Os Anos Anônimos de Jesus


Quando nós lemos os Evangelhos, notamos que existe uma lacuna na descrição da vida de Cristo: descrevem os primeiros anos (anunciação, nascimento, visita dos pastores e dos magos, perseguição de Herodes, fuga para o Egito) e depois saltam para descrição do Batismo, com Jesus adulto, com 33-34 anos. Um único fato é citado por Lucas, que descreve uma visita ao templo quando Jesus tinha 12 anos (Lc 2, 41s). Como existem registros históricos de como era a cultura judaica naquela época, podemos imaginar como teria sido a vida de Jesus nestes anos. 

Educação Religiosa – Como no judaísmo o pai é o principal encarregado da formação religiosa dos filhos, José foi o responsável por ensinar a Jesus as primeiras práticas religiosas. Assim, logo que Jesus começou a falar, aprendeu a recitação diária do Shemá e da prece das Dezoito Bênçãos, e, quando começou a andar, foi à sinagoga e, anualmente, ao Templo de Jerusalém. Dessa maneira, passo a passo, Jesus foi conduzido ao pleno cumprimento da Lei. 

Escola – Como todos os de sua idade, também Jesus, aos cinco ou seis anos, enfrentou o afasta­mento da intimidade familiar, começando a frequentar a escola, que já naqueles tempos era considerada obrigatória. Nos primeiros dias, lá chegava conduzido pelas mãos da jovem mãe (que não completara ainda vinte anos) que o confiava, como atestam as fontes judaicas de então, a um austero mestre. Aprontar os filhos para a escola era a primeira preocupação do dia, para a mãe. Um texto rabínico registra: “a mãe se levanta de manhã cedo, lava o rosto dos meninos antes de apresentá-los ao professor; depois, à sexta hora (meio-dia) sai nova­mente a receber os filhos que deixam a escola”. 

Aprendizado – O pequeno aluno Jesus, entregue aos cuidados do mestre, era introduzido desde cedo no conhecimento do alfabeto hebraico: o professor, com um estilete, escrevia letra após letra sobre uma pequena tábua recoberta de cera, pronunciando distintamente o nome de cada uma delas. Aprendidas as letras, passava-se aos exercícios iniciais de leitura sobre o texto da Bíblia: o professor lia cada palavra de algum versículo do Levítico e solicitava que os alunos o repetissem, junto com ele, em voz alta. Poucas semanas depois, os meninos recém-acolhidos na escola haviam se integrado ao grupo dos veteranos e seguiam com eles o ciclo normal das lições. Estas consistiam, com exclusividade, durante cinco anos, no ensino de uma só matéria: leitura declamada (e repetida infinitas vezes) da Bíblia hebraica. O professor mos­trava um versículo no manuscrito bíblico aos alunos sentados diante dele; lia-o, explicava-o e depois mandava que as crianças o repetissem, em coro, diversas vezes. Dessa maneira, de versículo em versículo, de livro em livro, em cinco anos se aprendia toda a Bíblia, em especial os seus primeiros cinco livros (Livro da Lei ou Torah). Com esse sistema, Jesus aprendeu praticamente de cor as Sagradas Escrituras. 

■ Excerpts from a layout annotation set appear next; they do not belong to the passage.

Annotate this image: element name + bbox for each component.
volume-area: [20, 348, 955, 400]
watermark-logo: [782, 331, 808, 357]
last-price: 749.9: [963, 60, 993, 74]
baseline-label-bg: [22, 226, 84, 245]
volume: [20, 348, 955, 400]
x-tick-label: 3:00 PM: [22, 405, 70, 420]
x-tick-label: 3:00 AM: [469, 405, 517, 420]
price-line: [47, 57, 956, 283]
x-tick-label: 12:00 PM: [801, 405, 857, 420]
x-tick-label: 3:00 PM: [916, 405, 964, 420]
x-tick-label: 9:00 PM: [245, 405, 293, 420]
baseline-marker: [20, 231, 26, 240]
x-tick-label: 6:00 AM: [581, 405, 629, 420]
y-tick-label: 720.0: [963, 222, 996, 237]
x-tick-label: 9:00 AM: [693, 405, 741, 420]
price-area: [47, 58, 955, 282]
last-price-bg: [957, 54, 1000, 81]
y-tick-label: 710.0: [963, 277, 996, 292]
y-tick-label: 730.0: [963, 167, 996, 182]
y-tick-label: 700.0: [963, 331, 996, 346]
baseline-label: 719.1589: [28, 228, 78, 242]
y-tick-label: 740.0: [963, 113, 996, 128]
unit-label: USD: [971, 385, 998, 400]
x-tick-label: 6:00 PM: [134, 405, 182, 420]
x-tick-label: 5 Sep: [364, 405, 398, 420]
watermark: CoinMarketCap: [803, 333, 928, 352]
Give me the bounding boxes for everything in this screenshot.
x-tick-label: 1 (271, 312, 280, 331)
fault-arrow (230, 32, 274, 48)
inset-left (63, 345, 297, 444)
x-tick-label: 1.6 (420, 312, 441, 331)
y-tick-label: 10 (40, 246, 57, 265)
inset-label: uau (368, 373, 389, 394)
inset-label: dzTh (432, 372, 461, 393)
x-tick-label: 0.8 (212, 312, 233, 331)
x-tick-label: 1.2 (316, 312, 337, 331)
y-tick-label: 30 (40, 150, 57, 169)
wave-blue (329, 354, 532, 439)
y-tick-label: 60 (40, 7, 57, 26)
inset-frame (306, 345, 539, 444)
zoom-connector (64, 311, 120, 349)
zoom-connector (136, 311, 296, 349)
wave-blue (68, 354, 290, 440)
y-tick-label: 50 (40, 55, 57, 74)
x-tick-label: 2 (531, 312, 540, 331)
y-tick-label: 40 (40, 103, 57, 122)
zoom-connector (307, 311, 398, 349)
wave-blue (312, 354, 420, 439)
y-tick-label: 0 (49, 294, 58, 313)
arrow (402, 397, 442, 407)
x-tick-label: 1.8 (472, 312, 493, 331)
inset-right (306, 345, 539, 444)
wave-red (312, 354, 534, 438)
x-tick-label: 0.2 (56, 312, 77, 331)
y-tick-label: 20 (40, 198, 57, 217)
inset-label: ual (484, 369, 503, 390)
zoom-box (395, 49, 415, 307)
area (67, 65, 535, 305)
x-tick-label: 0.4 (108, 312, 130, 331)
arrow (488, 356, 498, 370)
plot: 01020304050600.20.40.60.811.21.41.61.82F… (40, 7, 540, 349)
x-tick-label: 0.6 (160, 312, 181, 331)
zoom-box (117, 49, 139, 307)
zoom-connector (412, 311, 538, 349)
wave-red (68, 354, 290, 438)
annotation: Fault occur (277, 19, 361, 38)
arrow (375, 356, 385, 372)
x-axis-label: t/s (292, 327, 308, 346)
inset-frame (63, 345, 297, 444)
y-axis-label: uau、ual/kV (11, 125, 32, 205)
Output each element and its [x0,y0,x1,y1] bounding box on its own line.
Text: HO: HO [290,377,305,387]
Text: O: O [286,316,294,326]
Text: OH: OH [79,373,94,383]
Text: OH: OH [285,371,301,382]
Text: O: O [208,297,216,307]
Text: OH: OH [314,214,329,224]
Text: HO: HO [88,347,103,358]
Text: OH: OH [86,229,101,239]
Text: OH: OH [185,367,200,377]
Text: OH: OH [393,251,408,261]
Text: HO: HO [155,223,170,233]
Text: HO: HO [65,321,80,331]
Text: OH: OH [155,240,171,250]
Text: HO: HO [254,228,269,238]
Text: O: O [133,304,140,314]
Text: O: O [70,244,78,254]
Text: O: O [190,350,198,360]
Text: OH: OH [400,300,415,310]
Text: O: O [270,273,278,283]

Ciclo Superior – Transcorrido esse período (sobre os manuscritos bíblicos), sem interrupção para férias, o garoto Jesus, com dez ou onze anos de idade, passou a um ciclo superior, com a duração de dois anos. Essa etapa acarretava um sacrifício ainda maior para a exuberância infantil. Agora, o comparecimento à escola não se limitava ao período matutino, como no ciclo primário, mas comportava também uma sessão à tarde. Além disso, a matéria abordada no segundo ciclo era mais árida e abstrata, com relação à Bíblia. O aluno aprendia tradições que remontavam ao próprio Moisés ou que tinham sido desenvolvidas pelos doutores da Lei. No final desse ciclo, Jesus viajou até o templo em Jerusalém, onde deixou os doutores do templo maravilhados “da sua sabedoria e das suas respostas” (Lucas 2,47). 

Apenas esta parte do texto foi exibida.